それでも残る場合は最終的に国庫に帰属することになります。

市町村にとっては、一連の事務処理に相当の手間と費用が負担となります。
加えて、預貯金の引き出しが相続人に優先する法的根拠が不明などとして引き出せなかった事例があります。
供託所から相続人の意思確認が不十分と教示され対応に苦慮している事例もあるとのことです。

市町村が強いられるコストはすなわち納税者の負担になりますから、由々しきことではないでしょうか。
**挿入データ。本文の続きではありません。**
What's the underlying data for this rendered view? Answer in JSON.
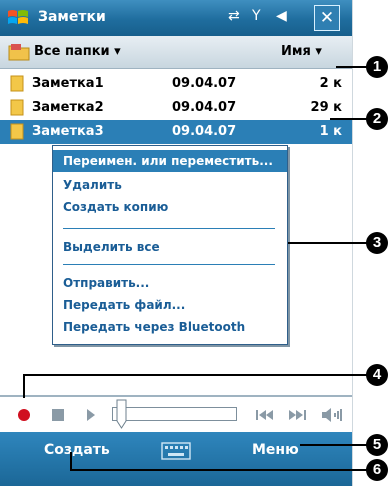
{
  "titlebar": {
    "title": "Заметки",
    "close_label": "✕",
    "status_icons": [
      "connectivity-icon",
      "signal-icon",
      "volume-icon"
    ]
  },
  "folderbar": {
    "folder_label": "Все папки ▾",
    "sort_label": "Имя ▾"
  },
  "files": [
    {
      "name": "Заметка1",
      "date": "09.04.07",
      "size": "2 к"
    },
    {
      "name": "Заметка2",
      "date": "09.04.07",
      "size": "29 к"
    },
    {
      "name": "Заметка3",
      "date": "09.04.07",
      "size": "1 к"
    }
  ],
  "context_menu": {
    "items": [
      "Переимен. или переместить...",
      "Удалить",
      "Создать копию",
      "Выделить все",
      "Отправить...",
      "Передать файл...",
      "Передать через Bluetooth"
    ]
  },
  "media_bar": {
    "progress": 0.0
  },
  "bottombar": {
    "left_soft": "Создать",
    "right_soft": "Меню"
  },
  "callouts": [
    "1",
    "2",
    "3",
    "4",
    "5",
    "6"
  ],
  "colors": {
    "accent": "#2b7fb6",
    "menu_text": "#1a5d96",
    "record": "#d01020"
  }
}
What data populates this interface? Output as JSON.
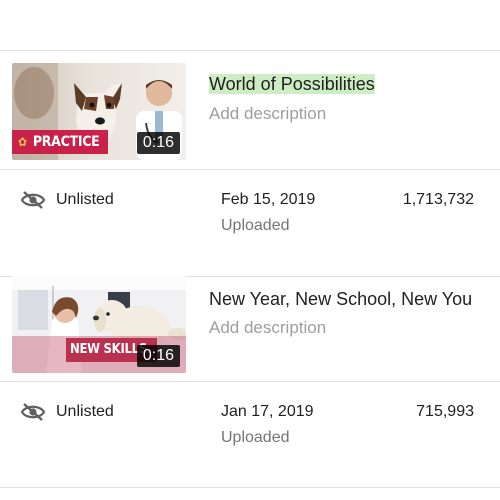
{
  "videos": [
    {
      "title": "World of Possibilities",
      "description_placeholder": "Add description",
      "thumbnail_badge": "PRACTICE",
      "duration": "0:16",
      "visibility": "Unlisted",
      "date": "Feb 15, 2019",
      "status": "Uploaded",
      "views": "1,713,732"
    },
    {
      "title": "New Year, New School, New You",
      "description_placeholder": "Add description",
      "thumbnail_badge": "NEW SKILLS.",
      "duration": "0:16",
      "visibility": "Unlisted",
      "date": "Jan 17, 2019",
      "status": "Uploaded",
      "views": "715,993"
    }
  ],
  "colors": {
    "badge": "#c8214a",
    "title_highlight": "#cdeec4",
    "divider": "#e0e0e0",
    "muted_text": "#9e9e9e"
  },
  "icons": {
    "visibility": "eye-off-icon",
    "badge": "paw-icon"
  }
}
2019年4月1日から2021年10月末日までの引取者のない死亡人件数は、約10万6千件。
このうち遺留金のあるケースは48,479件。
2021年10月末日時点の市区町村における遺留金の保管額は約21億5千万円で、増加傾向にあるといいます。

もはや大きな社会問題になっているのです。

1 死後どうしてほしいかを生前に意思表示

こうした社会的コストをかけないようにするためにはどうすればよいでしょうか?
死後の引取者の当てがない場合や、死後の財産処理を頼める人がいない場合は、生前に自分の意向を明らかにしておくことです。
具体的な処分方法等も示しておくことも必要といえます。

2 遺言

遺言」を作成しておくことがまず考えられます。
遺言を執行する際に不明点や問題点がないよう、また費用が十分捻出できるよう具体的に記述しておく必要があります。
遺留分がある場合はその配慮もすべきでしょう。
不備があると無効になる部分が生じてしまいますから、専門家への相談がおすすめです。

3 死後事務委任契約

死後事務委任契約」もあります。
死後の葬祭の実施、役所等への諸手続きの代行などを弁護士や行政書士などの専門家へ依頼するのです。
相続人等がいる場合でもその負担軽減になるメリットがあります。

ただ、専門家への依頼は数十万~百万円といった費用がかかります。
トラブルになる可能性もあります。
期待した通りに働いてくれないとか、方針の食い違いで相続人の協力が得られないといったことです。
委任した先が経営破綻してしまうこともありえます。

親しい友人や知人へ依頼しておくことも考えられますが、費用やトラブルの発生の可能性は変わりません。

4 生前に必要な準備

解決策とまではいえませんが、次のようなことを生前、意思表示ができるうちに固めておく必要があるのではないでしょうか。

本人がふだんから情報収集しておくこと
死後どうしてほしいかを明確に記録して他の人にわかるようにしておくこと
諸手続きなどを依頼する先を確保しておくことなどです。

みなさんも、よい方法がないか考えてみてはいかがでしょうか。